BRINDISI - Una delle voci più intense e versatili del panorama musicale italiano. Domenica 23 dicembre, con inizio alle ore 20.30, Antonella Ruggiero sarà per la prima volta sul palcoscenico del Nuovo Teatro Verdi di Brindisi con l’«Orchestra Sinfonica di Lecce e del Salento», diretta dal M° Valter Sivilotti.

«Musiche dal mondo» è un viaggio sonoro raffinatissimo che attraversa luoghi, culture ed epoche diverse e lontane. Se c’è una qualità che caratterizza un’artista come Antonella Ruggiero, è sicuramente il desiderio di conoscere nuove culture, nuovi suoni e ritmi che negli anni si sono rivelati vincenti, quando era “Matia” con i «Matia Bazar» e poi nel corso di una luminosa carriera da solista. In questo programma l’artista genovese esplora varie espressioni della musica di ispirazione popolare del mondo: «Balada do Sino» della famosa cantante portoghese Amalia Rodrigues, un «Kirie» congolese tratto da una messa Luba africana, passando dalla friulana «Oh tu stele» fino alla cubana «Guantanamera». Naturalmente non mancheranno anche i grandi successi degli inizi con i Matia Bazar, come «Ti sento», «Cavallo Bianco», «Vacanze Romane» (quarta a Sanremo 1983), «Echi d’infinito», scritta dai due siciliani Kaballà e Mario Venuti e classificata terza a Sanremo 2005, e tanti altri.

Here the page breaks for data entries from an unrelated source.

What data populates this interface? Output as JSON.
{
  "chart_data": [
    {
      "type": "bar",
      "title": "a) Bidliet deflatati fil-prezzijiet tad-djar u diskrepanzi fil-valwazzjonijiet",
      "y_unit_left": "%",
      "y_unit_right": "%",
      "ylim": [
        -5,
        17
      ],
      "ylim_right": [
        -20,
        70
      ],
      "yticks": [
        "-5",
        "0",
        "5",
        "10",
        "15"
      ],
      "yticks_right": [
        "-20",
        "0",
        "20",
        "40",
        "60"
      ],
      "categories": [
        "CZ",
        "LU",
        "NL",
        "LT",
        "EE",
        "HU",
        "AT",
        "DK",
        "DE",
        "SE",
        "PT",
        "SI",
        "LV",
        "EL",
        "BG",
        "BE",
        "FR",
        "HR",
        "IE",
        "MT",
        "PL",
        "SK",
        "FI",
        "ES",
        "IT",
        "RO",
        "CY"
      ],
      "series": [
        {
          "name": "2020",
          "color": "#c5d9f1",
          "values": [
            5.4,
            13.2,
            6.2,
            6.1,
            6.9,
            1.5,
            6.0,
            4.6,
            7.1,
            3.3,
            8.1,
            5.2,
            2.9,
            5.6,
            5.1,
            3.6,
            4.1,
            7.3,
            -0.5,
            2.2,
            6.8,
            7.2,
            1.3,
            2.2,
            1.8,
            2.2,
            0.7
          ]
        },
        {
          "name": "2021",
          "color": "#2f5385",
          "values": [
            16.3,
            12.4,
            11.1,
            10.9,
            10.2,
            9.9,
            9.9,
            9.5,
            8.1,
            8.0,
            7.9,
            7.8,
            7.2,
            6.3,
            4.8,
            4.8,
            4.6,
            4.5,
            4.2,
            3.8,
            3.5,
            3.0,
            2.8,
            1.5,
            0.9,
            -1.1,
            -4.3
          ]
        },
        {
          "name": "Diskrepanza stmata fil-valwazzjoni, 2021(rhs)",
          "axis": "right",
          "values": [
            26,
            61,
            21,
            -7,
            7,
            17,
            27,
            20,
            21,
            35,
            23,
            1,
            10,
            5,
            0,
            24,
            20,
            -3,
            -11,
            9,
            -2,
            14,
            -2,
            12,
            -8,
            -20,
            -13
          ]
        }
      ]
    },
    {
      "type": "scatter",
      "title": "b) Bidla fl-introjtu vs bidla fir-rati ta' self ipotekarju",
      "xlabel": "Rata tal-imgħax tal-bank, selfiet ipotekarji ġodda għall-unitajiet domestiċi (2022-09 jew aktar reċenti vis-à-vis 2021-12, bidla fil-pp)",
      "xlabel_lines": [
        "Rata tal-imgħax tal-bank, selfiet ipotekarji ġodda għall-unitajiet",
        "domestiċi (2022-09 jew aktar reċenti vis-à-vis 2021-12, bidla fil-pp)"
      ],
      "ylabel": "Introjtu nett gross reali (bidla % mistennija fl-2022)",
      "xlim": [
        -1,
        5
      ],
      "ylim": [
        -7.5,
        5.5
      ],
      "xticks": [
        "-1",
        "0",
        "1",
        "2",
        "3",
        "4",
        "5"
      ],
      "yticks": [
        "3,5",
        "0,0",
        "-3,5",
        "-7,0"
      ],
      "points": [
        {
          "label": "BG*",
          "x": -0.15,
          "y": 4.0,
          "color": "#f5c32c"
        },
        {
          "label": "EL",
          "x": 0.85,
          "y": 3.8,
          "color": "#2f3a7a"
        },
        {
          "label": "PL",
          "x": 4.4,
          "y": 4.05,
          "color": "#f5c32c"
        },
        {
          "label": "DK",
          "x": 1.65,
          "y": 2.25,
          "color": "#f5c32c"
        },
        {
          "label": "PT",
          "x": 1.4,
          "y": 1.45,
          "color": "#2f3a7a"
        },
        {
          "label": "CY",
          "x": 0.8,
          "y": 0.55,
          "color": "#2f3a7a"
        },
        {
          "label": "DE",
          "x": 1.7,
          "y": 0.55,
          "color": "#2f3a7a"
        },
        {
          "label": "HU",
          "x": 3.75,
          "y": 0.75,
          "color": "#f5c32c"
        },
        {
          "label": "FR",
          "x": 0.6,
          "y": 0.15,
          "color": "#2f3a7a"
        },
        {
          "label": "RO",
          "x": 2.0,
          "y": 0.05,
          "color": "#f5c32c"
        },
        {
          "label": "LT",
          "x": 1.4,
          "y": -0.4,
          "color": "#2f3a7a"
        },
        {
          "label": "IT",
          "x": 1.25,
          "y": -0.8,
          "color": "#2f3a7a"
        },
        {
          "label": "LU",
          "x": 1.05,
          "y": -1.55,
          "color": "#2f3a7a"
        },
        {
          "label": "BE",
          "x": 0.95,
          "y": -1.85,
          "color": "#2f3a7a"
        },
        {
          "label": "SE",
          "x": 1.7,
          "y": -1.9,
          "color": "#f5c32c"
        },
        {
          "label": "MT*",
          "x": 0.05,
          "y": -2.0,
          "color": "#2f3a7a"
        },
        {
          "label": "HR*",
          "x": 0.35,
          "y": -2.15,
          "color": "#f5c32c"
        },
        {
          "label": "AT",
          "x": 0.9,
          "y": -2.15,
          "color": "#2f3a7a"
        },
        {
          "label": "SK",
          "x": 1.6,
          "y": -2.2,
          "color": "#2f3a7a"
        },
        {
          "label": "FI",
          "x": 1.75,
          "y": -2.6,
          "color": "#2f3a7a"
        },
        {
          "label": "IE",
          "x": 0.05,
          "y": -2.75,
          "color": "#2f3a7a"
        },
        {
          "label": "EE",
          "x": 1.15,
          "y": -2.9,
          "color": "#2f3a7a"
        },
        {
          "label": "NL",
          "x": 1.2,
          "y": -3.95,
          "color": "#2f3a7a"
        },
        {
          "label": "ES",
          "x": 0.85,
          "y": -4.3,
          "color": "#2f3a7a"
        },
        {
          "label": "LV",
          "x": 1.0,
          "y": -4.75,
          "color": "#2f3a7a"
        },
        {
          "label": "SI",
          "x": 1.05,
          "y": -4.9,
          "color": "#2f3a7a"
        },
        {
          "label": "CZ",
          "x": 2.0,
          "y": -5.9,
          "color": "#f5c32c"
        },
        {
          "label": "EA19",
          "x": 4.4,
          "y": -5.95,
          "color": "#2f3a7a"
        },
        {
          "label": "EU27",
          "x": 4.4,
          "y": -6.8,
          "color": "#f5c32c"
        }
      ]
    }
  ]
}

L’idea alla base del nuovo spettacolo di Antonella Ruggiero è quella di esplorare, attraverso la musica, altri luoghi, altre tradizioni, di accompagnare lo spettatore lungo un viaggio che è musicale e contemporaneamente culturale. Il concerto con l’«Orchestra Sinfonica di Lecce e del Salento» segna così l’incontro di universi a volte conosciuti, altre sconosciuti, in ogni caso un’occasione per attraversare, visitare e confrontarsi con altri costumi, altre sapienze, altre civiltà.

La cantante genovese esordì nel 1974 con lo pseudonimo “Matia”. Nello stesso anno pubblicò il suo primo 45 giri («Io Matia») e collaborò attivamente, come corista, con il gruppo dei «Jet», partecipando alla registrazione di un loro LP. Nel 1975 Matia, insieme ad alcuni componenti dei «Jet», diede vita ai «Matia Bazar», storico gruppo conosciuto e apprezzato in tutto il mondo.

Antonella Ruggiero lascerà la band nel 1989. Dopo sette anni di assenza dalle scene, nel 1996, Antonella è tornata a cantare da solista spaziando dalla musica sacra al jazz, passando per la musica ebraica, portoghese, orientale e della tradizione popolare. La sua inconfondibile voce dal finissimo timbro, l’elevata estensione e i suoni di cristallo ha regalato - nelle varie fasi della sua carriera fino ad oggi - emozioni legate a intramontabili melodie e grandi successi risalenti sia al periodo di attività con i «Matia Bazar» che ai più o meno recenti «Amore lontanissimo» (secondo posto al Festival di Sanremo 1998) e «Non ti dimentico» (seconda a Sanremo anche nel 1999).